33 LEC: Special Values

You can follow along with the slides here if you would like to open them full-screen.

R has a few special values you’ll bump into when your calculations don’t work as expected.

Try dividing by zero in R, and you’ll get Inf (infinity) - unlike other languages that might crash or throw an error. R is pretty chill about it (to an annoying degree):

pi / 0 # Returns Inf
#> [1] Inf

But if you try something truly undefined like dividing zero by zero, you’ll get NaN (Not a Number):

0 / 0 # Returns NaN
#> [1] NaN

These special values appear when dealing with unusual or undefined operations in R:

  • When dividing by zero: pi / 0 gives Inf
  • When performing undefined math: 0 / 0 gives NaN
  • With contradictory operations: 1/0 - 1/0 gives NaN
  • With consistent operations: 1/0 + 1/0 gives Inf

The most common special value you’ll encounter is NA - missing data. NAs are sneaky because they’re “contagious” - almost any calculation involving an NA will give you NA as the result:

mean(c(1, 2, NA, 4)) # Returns NA
#> [1] NA

The cool thing about NAs is that they’re logically consistent. When you work with them in logical operations:

  • TRUE | NA is TRUE (because “true or anything” is always true)
  • FALSE | NA is NA (because we need to know what NA is to determine the result)

It’s like NA is saying “I don’t know what I am, but I’ll follow the rules of logic!”

33.1 Data classes

You can follow along with the slides here if you would like to open them full-screen.

Think of R’s data classes as Lego sets built from basic building blocks. The basic types (logical, character, numeric) are the individual Lego pieces, but classes are the cool structures you build with them.

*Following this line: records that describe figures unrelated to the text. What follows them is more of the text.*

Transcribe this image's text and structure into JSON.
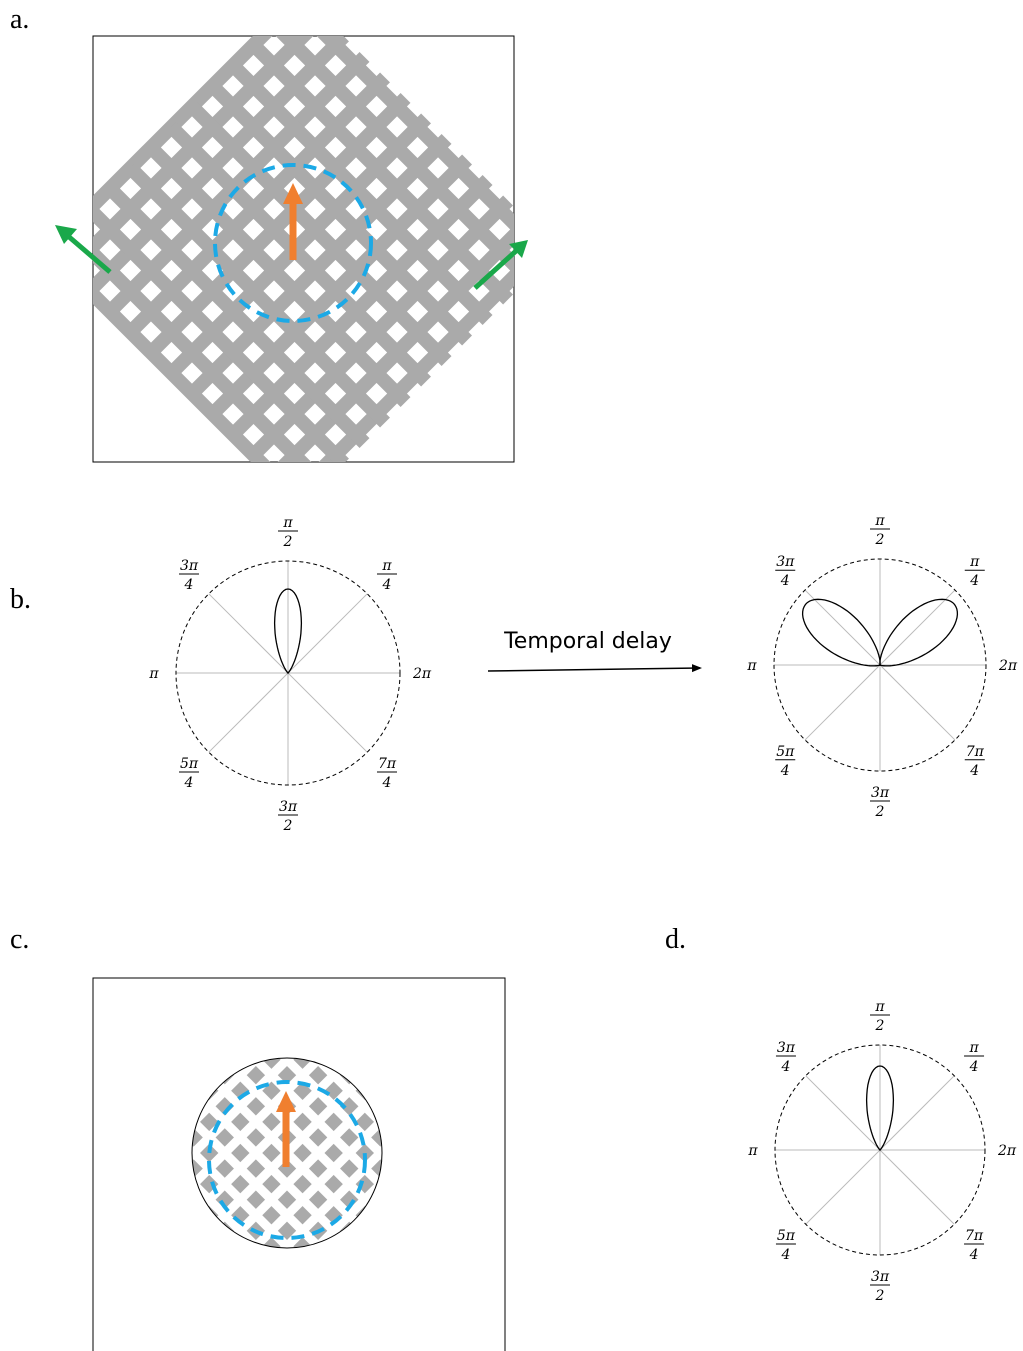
{
  "panels": {
    "a": "a.",
    "b": "b.",
    "c": "c.",
    "d": "d."
  },
  "arrow_label": "Temporal delay",
  "plots": [
    {
      "labels": [
        {
          "text": "2π"
        },
        {
          "num": "π",
          "den": "4"
        },
        {
          "num": "π",
          "den": "2"
        },
        {
          "num": "3π",
          "den": "4"
        },
        {
          "text": "π"
        },
        {
          "num": "5π",
          "den": "4"
        },
        {
          "num": "3π",
          "den": "2"
        },
        {
          "num": "7π",
          "den": "4"
        }
      ]
    },
    {
      "labels": [
        {
          "text": "2π"
        },
        {
          "num": "π",
          "den": "4"
        },
        {
          "num": "π",
          "den": "2"
        },
        {
          "num": "3π",
          "den": "4"
        },
        {
          "text": "π"
        },
        {
          "num": "5π",
          "den": "4"
        },
        {
          "num": "3π",
          "den": "2"
        },
        {
          "num": "7π",
          "den": "4"
        }
      ]
    },
    {
      "labels": [
        {
          "text": "2π"
        },
        {
          "num": "π",
          "den": "4"
        },
        {
          "num": "π",
          "den": "2"
        },
        {
          "num": "3π",
          "den": "4"
        },
        {
          "text": "π"
        },
        {
          "num": "5π",
          "den": "4"
        },
        {
          "num": "3π",
          "den": "2"
        },
        {
          "num": "7π",
          "den": "4"
        }
      ]
    }
  ]
}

Take factors - they look like character strings when you print them, but under the hood they’re actually integers with labels:

x <- factor(c("BS", "MS", "PhD", "MS"))
x # Looks like text
#> [1] BS  MS  PhD MS 
#> Levels: BS MS PhD
typeof(x) # But it's stored as integers!
#> [1] "integer"
as.integer(x) # See the numbers behind the scenes
#> [1] 1 2 3 2

Or dates - they look like calendar dates when you print them:

Y2kday <- as.Date("2000-01-01")
Y2kday # Shows as "2000-01-01"
#> [1] "2000-01-01"

But they’re actually just counting days since January 1, 1970:

as.integer(Y2kday) # Days since 1970-01-01
#> [1] 10957

Because you’re just counting time since a fixed date. This explains why you can do math with dates, like finding out what date is 30 days from now:

Y2kday + 30 # Adds 30 days
#> [1] "2000-01-31"

Even data frames are secretly just lists where all the elements have the same length:

df <- data.frame(x = 1:2, y = 3:4)
typeof(df) # "list"
#> [1] "list"

Understanding these “secret identities” helps you avoid common pitfalls and work more effectively with your data.